The latest version of Dow’s adhesive, grade 74030, trades off a modest reduction in stiffness for a significant boost in toughness (elongation is 60%) as well as improved adhesion and faster cure. The adhesive acts as a buffer or sponge in absorbing stress between substrates. Dow now designs snap features into parts to hold alignment during LESA cure.
Dow’s hybrid creates a closed-section structure offering high load-bearing strength. The box profile opens routes to building more functionality into hybrid parts—like direct mounting of air bags in IP beams or incorporating air or water circulation inside door modules.
Eric Noyrez, Rhodia’s global automotive director, says hybrids typically require parallel sets of machinery, tooling, and materials inventory for forming the plastic and metal, making hybrids more costly than single-material alternatives. He concludes that optimization for specific part designs is critical. Rhodia’s response is a menu of hybrid approaches—all based on its reinforced nylons and free of patent limitations but offering different levels of cost-performance.
One approach is metal overmolding (MOM), which was adopted for the front-end module used on a 2004 light truck in South America. In MOM, a steel stamping is put in an injection mold, where its underside is encapsulated with a reinforced nylon skin. In a secondary step, the plastic surface of the metal insert is then welded to a nylon part using high-speed, robotic methods like ultrasonics. The result is a closed-section structure with continuous bond lines that offer high load-bearing strength. The cored-out structures are dirt resistant and permit functional integration like housing cables and air or water channels.
Rhodia also proposes gas or water injection to put a stiffer, thinner nylon skin on MOM structures. This adds to cost but elevates load-bearing capability and increases functional integration. Rhodia sees potential in front-end modules, brake pedals, and door handles.
Plastic-Metal Assembling is Rhodia’s lower-cost option. It employs U-shaped steel stampings with punched holes. Molded separately are nylon components that incorporate columns or heat stakes that can lock into holes in the stampings. Then, plastic and metal are joined by riveting ends of the plastic columns via ultrasonic or heat staking.

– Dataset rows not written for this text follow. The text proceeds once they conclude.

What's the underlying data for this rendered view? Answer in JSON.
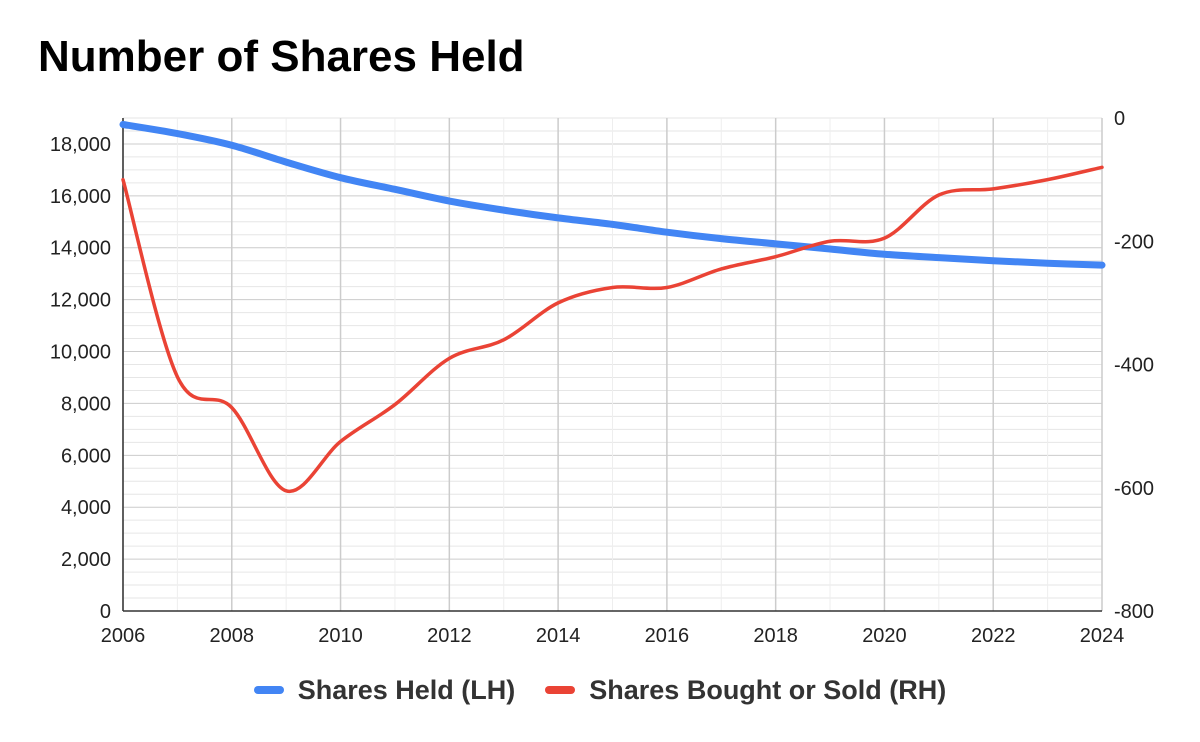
{
  "chart_data": {
    "type": "line",
    "title": "Number of Shares Held",
    "x_ticks": [
      "2006",
      "2008",
      "2010",
      "2012",
      "2014",
      "2016",
      "2018",
      "2020",
      "2022",
      "2024"
    ],
    "xlim": [
      2006,
      2024
    ],
    "left_axis": {
      "ylim": [
        0,
        19000
      ],
      "ticks": [
        "0",
        "2,000",
        "4,000",
        "6,000",
        "8,000",
        "10,000",
        "12,000",
        "14,000",
        "16,000",
        "18,000"
      ],
      "tick_values": [
        0,
        2000,
        4000,
        6000,
        8000,
        10000,
        12000,
        14000,
        16000,
        18000
      ]
    },
    "right_axis": {
      "ylim": [
        -800,
        0
      ],
      "ticks": [
        "0",
        "-200",
        "-400",
        "-600",
        "-800"
      ],
      "tick_values": [
        0,
        -200,
        -400,
        -600,
        -800
      ]
    },
    "grid": true,
    "legend_position": "bottom",
    "series": [
      {
        "name": "Shares Held (LH)",
        "axis": "left",
        "color": "#4285f4",
        "x": [
          2006,
          2007,
          2008,
          2009,
          2010,
          2011,
          2012,
          2013,
          2014,
          2015,
          2016,
          2017,
          2018,
          2019,
          2020,
          2021,
          2022,
          2023,
          2024
        ],
        "values": [
          18750,
          18400,
          17950,
          17300,
          16700,
          16250,
          15800,
          15450,
          15150,
          14900,
          14600,
          14350,
          14150,
          13950,
          13750,
          13620,
          13500,
          13400,
          13330
        ]
      },
      {
        "name": "Shares Bought or Sold (RH)",
        "axis": "right",
        "color": "#ea4335",
        "x": [
          2006,
          2007,
          2008,
          2009,
          2010,
          2011,
          2012,
          2013,
          2014,
          2015,
          2016,
          2017,
          2018,
          2019,
          2020,
          2021,
          2022,
          2023,
          2024
        ],
        "values": [
          -100,
          -420,
          -470,
          -605,
          -525,
          -465,
          -390,
          -360,
          -300,
          -275,
          -275,
          -245,
          -225,
          -200,
          -195,
          -125,
          -115,
          -100,
          -80
        ]
      }
    ]
  }
}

A year ago, BASF introduced metal-collar joining (read 'Collar Joining' Method Makes Plastic-Metal Hybrids), which involves punching 5-mm-diam. “collars” into metal stampings followed by cold pressing the metal part into molded, 30% glass-reinforced nylon 6 or 66 parts. Undercuts in the collars lock the metal to the plastic. Collars can be located anywhere desired.
Initial commercial uses are in the works for front ends and other automotive applications, reports Scott Schlicker, BASF’s manager for advanced development. He says they will appear within a year. A critical benefit of metal-collar joining versus overmolding, he says, is that separate injection molding of the nylon component permits forming closed sections with three-dimensional crossribbing that boosts torsional strength. BASF claims its method is more dimensionally stable and less vulnerable to “metal spring-back” and yields lower reject and scrap rates.
Bayer is leading efforts to extend hybrid use into appliance housings, portable computers, sporting goods, exercise equipment, water and oil tanks, and office furniture and shelving. Development programs already under way are expected to bear fruit in a few years. Bayer expects methods used in these markets to differ from automotive, where steel dominates and nylon plays a support role in hybrid systems. “Plastics-dominated hybrid” systems are going to emerge in these other markets, with metal inserts being used sparingly at critical stress points, Platte predicts. In shelving and water-tank suspension systems, metal could end up being used primarily in brackets. In bicycle frames and in-line skates, metal would likely be used in critical load-bearing members, with maximum use of plastics to reduce part count and weight and also to increase styling freedom.